It is now well established that type-2 immune mechanisms drive the
inflammation in about 50% of
asthma patients. The major cellular and molecular players regulating this important network have been identified. In terms of therapeutic intervention,
cytokine and
cytokine-receptor pathways have been given major attention, since these molecules are relatively easily accessible for a blockade through
monoclonal antibodies, and a number of positive clinical results support this concept. However, targeting events controlling the type-2 immunity network upstream of selective
cytokine pathways would be equally attractive.
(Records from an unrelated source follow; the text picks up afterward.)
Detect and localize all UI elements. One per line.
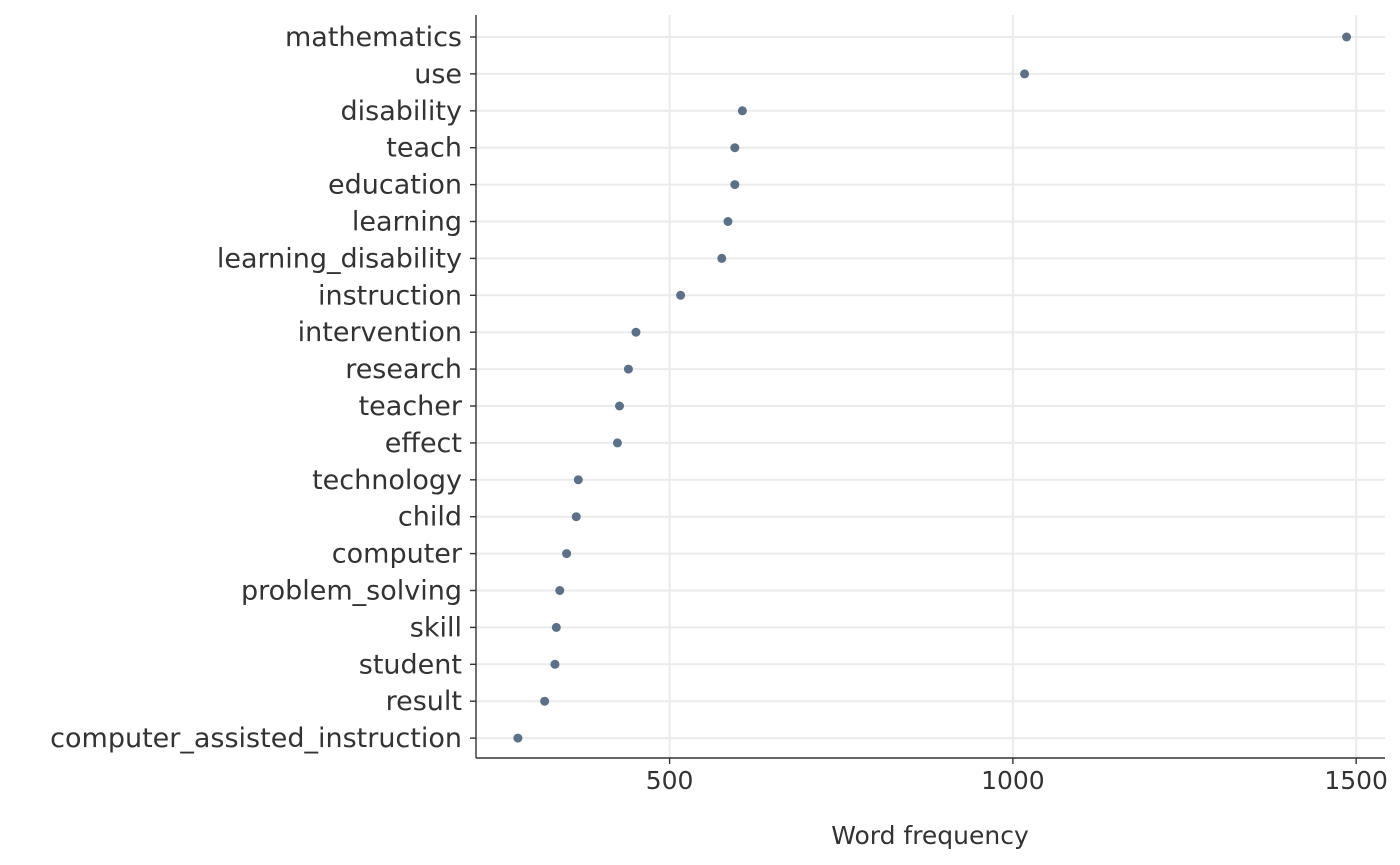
y-tick-label: skill: [410, 612, 462, 643]
y-tick-label: teach: [386, 133, 462, 164]
data-point: [676, 290, 686, 300]
y-tick-label: use: [414, 59, 462, 90]
y-tick-label: intervention: [298, 317, 462, 348]
data-point: [612, 438, 622, 448]
y-tick-label: computer: [332, 539, 463, 570]
data-point: [730, 143, 740, 153]
x-tick-label: 1000: [981, 766, 1045, 795]
data-point: [562, 549, 572, 559]
y-tick-label: learning_disability: [217, 243, 462, 274]
data-point: [631, 327, 641, 337]
data-point: [573, 475, 583, 485]
y-tick-label: student: [359, 649, 462, 680]
y-tick-label: computer_assisted_instruction: [50, 723, 462, 754]
x-tick-label: 500: [646, 766, 694, 795]
y-tick-label: result: [386, 686, 462, 717]
data-point: [550, 659, 560, 669]
y-tick-label: teacher: [359, 391, 463, 422]
y-tick-label: education: [328, 170, 462, 201]
x-axis-title: Word frequency: [831, 821, 1029, 850]
data-point: [555, 586, 565, 595]
data-point: [1020, 69, 1030, 79]
data-point: [614, 401, 624, 411]
data-point: [717, 253, 727, 263]
data-point: [737, 106, 747, 116]
data-point: [1342, 32, 1352, 42]
y-tick-label: technology: [312, 465, 462, 496]
data-point: [730, 180, 740, 190]
data-points: [513, 32, 1352, 743]
y-tick-label: effect: [385, 428, 462, 459]
data-point: [540, 696, 550, 706]
y-tick-label: disability: [341, 96, 462, 127]
axes: [470, 15, 1385, 764]
data-point: [723, 217, 733, 226]
y-tick-label: learning: [352, 207, 462, 238]
tick-labels: mathematics use disability teach education le…: [50, 22, 1388, 795]
y-tick-label: mathematics: [285, 22, 462, 53]
data-point: [623, 364, 633, 374]
data-point: [513, 733, 523, 743]
data-point: [551, 622, 561, 632]
y-tick-label: research: [345, 354, 462, 385]
grid-lines: [476, 15, 1385, 758]
x-tick-label: 1500: [1324, 766, 1388, 795]
data-point: [571, 512, 581, 522]
y-tick-label: instruction: [318, 280, 462, 311]
y-tick-label: problem_solving: [241, 576, 462, 607]
y-tick-label: child: [398, 502, 462, 533]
Type-2 immunity is regulated through a delicate interplay of several
transcription factors (including GATA-3, STAT-6, NFAT, IRF4, c-maf), with GATA-3 as master regulator in this regard. Since
transcription factors are intracellularly located they cannot be directly targeted by
monoclonal antibodies. For intracellular targets, antisense technologies such as
antisense DNA and
siRNA have been shown to be a promising approach, and have recently made major advances toward clinical application. Here, we summarize the development of a GATA-3-specific
DNAzyme-a molecule class that combines the superior specificity of antisense molecules with an inherent
RNA-cleaving enzymatic activity-for the treatment of type-2-driven
asthma from preclinical development toward a proof-of-concept clinical study.